Перейти на страницу:

Помню, однажды погостив три месяца с сестрой Настей – она была младше меня на два года, а мне тогда минуло пять, – в деревне, мы приехали домой и увидели в маленькой кровати, в которой я и сестры тоже когда-то спали, страшненького, красноватого ребенка. Мама сказала, что он наш брат Сашок.

Я спросил ее, где она его взяла. Сестра Люба засмеялась. Настя же разделила мое любопытство: с интересом и жалостью смотрела на этого диковинного, сосущего соску человечка. Мама чуть улыбнулась и, потрепав меня за щеку, сказала, что выловила его в Байкале, что он был нерпенком, отбился от стаи, подплыл к берегу и стал плакать. Попав в ее руки, он сразу превратился в человека.

– Где же ты нашла меня? – спросил я.

– Где я нашла тебя? – переспросила мама и посмотрела на папку, который, усмехаясь, покручивал свой жесткий ус и курил возле открытой форточки. – Мы в то время жили на Севере. Как-то раз ночью вышла я на улицу и вижу – несутся по тундре олени, много-много. Умчались они, и только я стала заходить в дом, как вдруг услышала – кто-то плачет. Подошла, вижу – лежит на снегу маленький олененок. Сжался весь. Взяла его на руки. В доме олененок отогрелся и сразу же превратился в мальчика. Это и был ты.

– Как! – воскликнул я, когда мама закончила рассказ и как ни в чем не бывало занялась этим человечком. – Как! Я был оленем?!

От волнения у меня выступили слезы и рот не закрывался, когда я замолчал. Я забежал вперед мамы, чувствуя недоверие к рассказанному, и прямо посмотрел в ее похудевшее за последнее время лицо, желая только одного, чтобы глаза или она сама сказали мне: верь! Мне кажется: если бы она тогда сказала, что ее рассказ – неправда, я не захотел бы ей поверить.

– Я был оленем! Как вы могли об этом молчать?! – восклицал я, совершенно не понимая, почему взрослые не разделяют мой восторг.

Ночью я долго не мог уснуть. Прижимал к себе кошку Марысю и шептал ей, целуя в ухо и в нос:

– Марыся, я был оленем. Вот так-то! А кем ты была? Лисичкой?

Марыся что-то урчала и облизывалась – вечером она съела кусок пирога, утащив его со стола. Мама прогнала Марысю на улицу и сказала, чтобы она больше не приходила домой. Я тайком пронес кошку в комнату и положил в свою постель на подушку.

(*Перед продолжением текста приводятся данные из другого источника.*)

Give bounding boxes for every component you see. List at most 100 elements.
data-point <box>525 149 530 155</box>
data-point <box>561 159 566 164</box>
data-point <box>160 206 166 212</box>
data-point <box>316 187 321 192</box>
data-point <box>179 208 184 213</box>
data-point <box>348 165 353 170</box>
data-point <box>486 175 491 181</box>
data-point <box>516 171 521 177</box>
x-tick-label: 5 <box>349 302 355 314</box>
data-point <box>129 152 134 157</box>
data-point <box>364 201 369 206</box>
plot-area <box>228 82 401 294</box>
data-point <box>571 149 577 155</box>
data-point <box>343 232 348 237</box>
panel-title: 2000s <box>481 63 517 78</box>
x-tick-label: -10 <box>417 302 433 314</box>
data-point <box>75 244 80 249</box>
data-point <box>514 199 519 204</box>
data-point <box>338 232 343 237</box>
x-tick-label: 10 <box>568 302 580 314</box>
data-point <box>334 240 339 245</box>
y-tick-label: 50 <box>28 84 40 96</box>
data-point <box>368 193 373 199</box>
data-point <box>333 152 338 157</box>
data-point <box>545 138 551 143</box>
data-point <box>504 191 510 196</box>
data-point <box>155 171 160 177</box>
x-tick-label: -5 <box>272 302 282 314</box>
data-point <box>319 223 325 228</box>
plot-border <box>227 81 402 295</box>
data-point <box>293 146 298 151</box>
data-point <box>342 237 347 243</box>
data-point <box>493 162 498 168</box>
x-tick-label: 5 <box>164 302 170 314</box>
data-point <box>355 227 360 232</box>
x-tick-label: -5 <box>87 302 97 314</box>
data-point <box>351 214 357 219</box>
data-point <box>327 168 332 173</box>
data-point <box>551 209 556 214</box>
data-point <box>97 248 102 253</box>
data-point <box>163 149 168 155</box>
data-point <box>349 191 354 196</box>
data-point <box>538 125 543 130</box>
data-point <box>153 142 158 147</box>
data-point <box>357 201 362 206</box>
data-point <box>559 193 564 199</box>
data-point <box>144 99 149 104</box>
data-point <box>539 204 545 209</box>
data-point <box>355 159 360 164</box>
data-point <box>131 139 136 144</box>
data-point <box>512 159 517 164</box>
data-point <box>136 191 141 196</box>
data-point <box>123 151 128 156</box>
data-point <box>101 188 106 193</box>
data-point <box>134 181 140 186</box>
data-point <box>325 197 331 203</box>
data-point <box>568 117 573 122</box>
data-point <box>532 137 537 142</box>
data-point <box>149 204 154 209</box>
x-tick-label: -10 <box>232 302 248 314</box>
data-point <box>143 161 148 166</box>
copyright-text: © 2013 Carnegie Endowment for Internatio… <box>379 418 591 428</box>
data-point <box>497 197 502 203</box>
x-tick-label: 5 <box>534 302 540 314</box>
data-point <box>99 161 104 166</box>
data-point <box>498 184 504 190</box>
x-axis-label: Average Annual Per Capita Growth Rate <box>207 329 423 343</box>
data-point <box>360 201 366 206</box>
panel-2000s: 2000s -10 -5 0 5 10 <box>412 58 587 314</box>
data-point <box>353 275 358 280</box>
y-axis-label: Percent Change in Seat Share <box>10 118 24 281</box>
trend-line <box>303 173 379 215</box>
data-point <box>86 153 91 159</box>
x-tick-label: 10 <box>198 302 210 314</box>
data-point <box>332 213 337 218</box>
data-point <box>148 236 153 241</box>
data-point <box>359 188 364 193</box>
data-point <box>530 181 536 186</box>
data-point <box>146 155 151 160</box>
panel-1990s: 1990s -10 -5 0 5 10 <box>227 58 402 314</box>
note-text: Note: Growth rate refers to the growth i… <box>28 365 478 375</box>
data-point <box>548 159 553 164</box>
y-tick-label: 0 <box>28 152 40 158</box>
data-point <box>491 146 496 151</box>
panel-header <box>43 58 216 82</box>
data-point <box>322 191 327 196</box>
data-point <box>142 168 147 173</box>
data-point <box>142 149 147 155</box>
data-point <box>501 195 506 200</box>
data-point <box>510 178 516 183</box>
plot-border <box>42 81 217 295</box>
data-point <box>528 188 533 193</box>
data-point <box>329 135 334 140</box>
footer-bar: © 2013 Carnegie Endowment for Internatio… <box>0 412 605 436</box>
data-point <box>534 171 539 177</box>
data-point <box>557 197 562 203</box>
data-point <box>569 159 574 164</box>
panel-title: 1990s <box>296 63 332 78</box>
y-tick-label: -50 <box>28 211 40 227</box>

В зале над фанерным старым комодом висел большой портрет, и я в детстве никак не мог поверить, что изображенная на нем красивая, с глубоким взглядом блестящих глаз и перекинутой через плечо толстой косой девушка – моя мама в молодости. К сорока годам от ее былой красоты мало что осталось. Вот только родинка на подбородке все та же – большая и запеченно-коричневатая. Я забирался, бывало, к маме на колени и целовал ее родинку. И спрашивал, как это она у нее появилась, такая большая и красивая. Она говорила, что крупные родинки бывают у счастливых людей. Но как-то сразу задумывалась. Я же трогал родинку и приставал с разговорами.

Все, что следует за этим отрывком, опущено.